I spent my school life with lot of pleasure. The thought of grammar and arithmetic would give me a fever. Nevertheless, somehow, at the age of fourteen in 1920, I passed the Matriculation from Comilla Zilla School. The next year in 1921, Baba admitted me in the Intermediate in Arts at Victoria College, Comilla. I had no interest towards studies.
Every year at the Nabab Bari, next door, dancers used to perform. I would bunk my studies and sneak in. I would reach on the dot. Night after night, I would enjoy the music and performances of the Majlishes. Besides all this, I would bunk classes and roam around the villages surrounding Comilla and Agartala to listen to and get close to Bhatiyali and Baul singers. The air was full of their songs. At times of leisure I would go along with Anwar to catch fish. My addiction to fishing remained even while I was in Kolkata. I would go out to catch fish with friends from the ponds in the outskirts of Kolkata. After coming to Bombay (Mumbai) I became a member of the ‘Pawai Lake’ and have caught fish there.

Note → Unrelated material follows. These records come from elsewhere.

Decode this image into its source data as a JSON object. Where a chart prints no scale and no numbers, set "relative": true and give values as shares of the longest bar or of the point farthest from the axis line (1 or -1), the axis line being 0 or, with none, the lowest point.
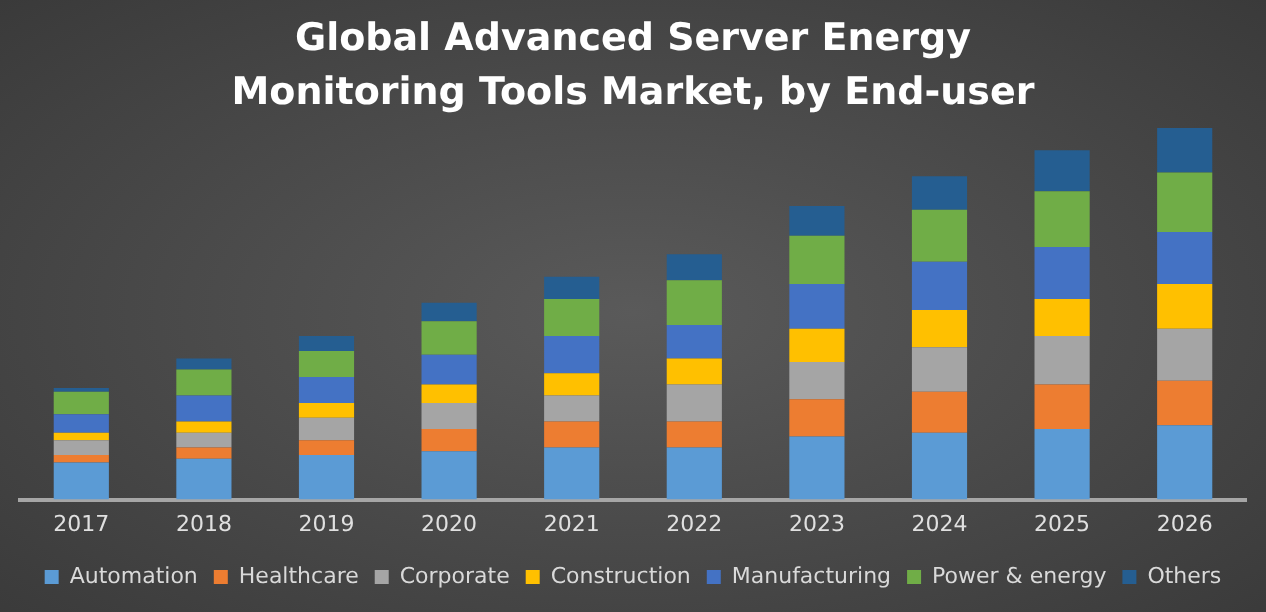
{
  "chart_data": {
    "type": "bar",
    "title": "Global Advanced Server Energy Monitoring Tools Market, by End-user",
    "categories": [
      "2017",
      "2018",
      "2019",
      "2020",
      "2021",
      "2022",
      "2023",
      "2024",
      "2025",
      "2026"
    ],
    "stacked": true,
    "relative": true,
    "grid": false,
    "legend": "bottom",
    "series": [
      {
        "name": "Automation",
        "color": "#5b9bd5",
        "values": [
          0.1,
          0.11,
          0.12,
          0.13,
          0.14,
          0.14,
          0.17,
          0.18,
          0.19,
          0.2
        ]
      },
      {
        "name": "Healthcare",
        "color": "#ed7d31",
        "values": [
          0.02,
          0.03,
          0.04,
          0.06,
          0.07,
          0.07,
          0.1,
          0.11,
          0.12,
          0.12
        ]
      },
      {
        "name": "Corporate",
        "color": "#a5a5a5",
        "values": [
          0.04,
          0.04,
          0.06,
          0.07,
          0.07,
          0.1,
          0.1,
          0.12,
          0.13,
          0.14
        ]
      },
      {
        "name": "Construction",
        "color": "#ffc000",
        "values": [
          0.02,
          0.03,
          0.04,
          0.05,
          0.06,
          0.07,
          0.09,
          0.1,
          0.1,
          0.12
        ]
      },
      {
        "name": "Manufacturing",
        "color": "#4472c4",
        "values": [
          0.05,
          0.07,
          0.07,
          0.08,
          0.1,
          0.09,
          0.12,
          0.13,
          0.14,
          0.14
        ]
      },
      {
        "name": "Power & energy",
        "color": "#70ad47",
        "values": [
          0.06,
          0.07,
          0.07,
          0.09,
          0.1,
          0.12,
          0.13,
          0.14,
          0.15,
          0.16
        ]
      },
      {
        "name": "Others",
        "color": "#255e91",
        "values": [
          0.01,
          0.03,
          0.04,
          0.05,
          0.06,
          0.07,
          0.08,
          0.09,
          0.11,
          0.12
        ]
      }
    ]
  }
}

Sri Mukul Basu, the youngest brother of Sri Neetin Basu, Producer Sri Guru Dutt and many others have been my companions. Fishing was an outlet to relax in leisure time.
I also had a love for lawn tennis. At our house in Comilla, there was a lawn tennis court. I used to play there regularly. I even earned the title of a tennis champion. Before my Matriculation, Baba would determine when and for how long I could stay outside the house. When I got admitted in College, Baba would never call me for explanations if I wanted to go to listen to music. Rather, Baba would encourage my activities. He would remind me two things, though. ‘Make sure you eat regularly, and remember you have to pass each exam in your first attempt. So make sure you allocate enough time for your studies. I will never discourage you from learning or listening to music. You are now old enough to know your own good and own bad’. And that was it. There were no further regulations on me after this.
SOURCE: Sargamer Nikhad, Biography of Sachin Deb Burman narrated to Salil Ghosh. Published in the Desh Magazine during 24 Magh to 21 Chaitra, 1376 BE, 1969 circa. This translation is based on Sachin Kortar Gaaner Bhuban by Khagesh Deb Burman, published by Prantik, Kolkata, Third Edition, 2011, PP 223-252.
TRANSLATION: Asrar Chowdhury. He teaches in the Department of Economics at Jahangirnagar University, Dhaka, Bangladesh. Email: email@example.com; firstname.lastname@example.org
COVER PHOTO: Anowar Hossain, leading stamp designer in Bangladesh
(1): Before he was admitted in Comilla Zilla School, Sachin Korta studied at Yusuf School in Comilla.
(2): This would be World War I, since Chhor Da’ died in 1943 during World War II.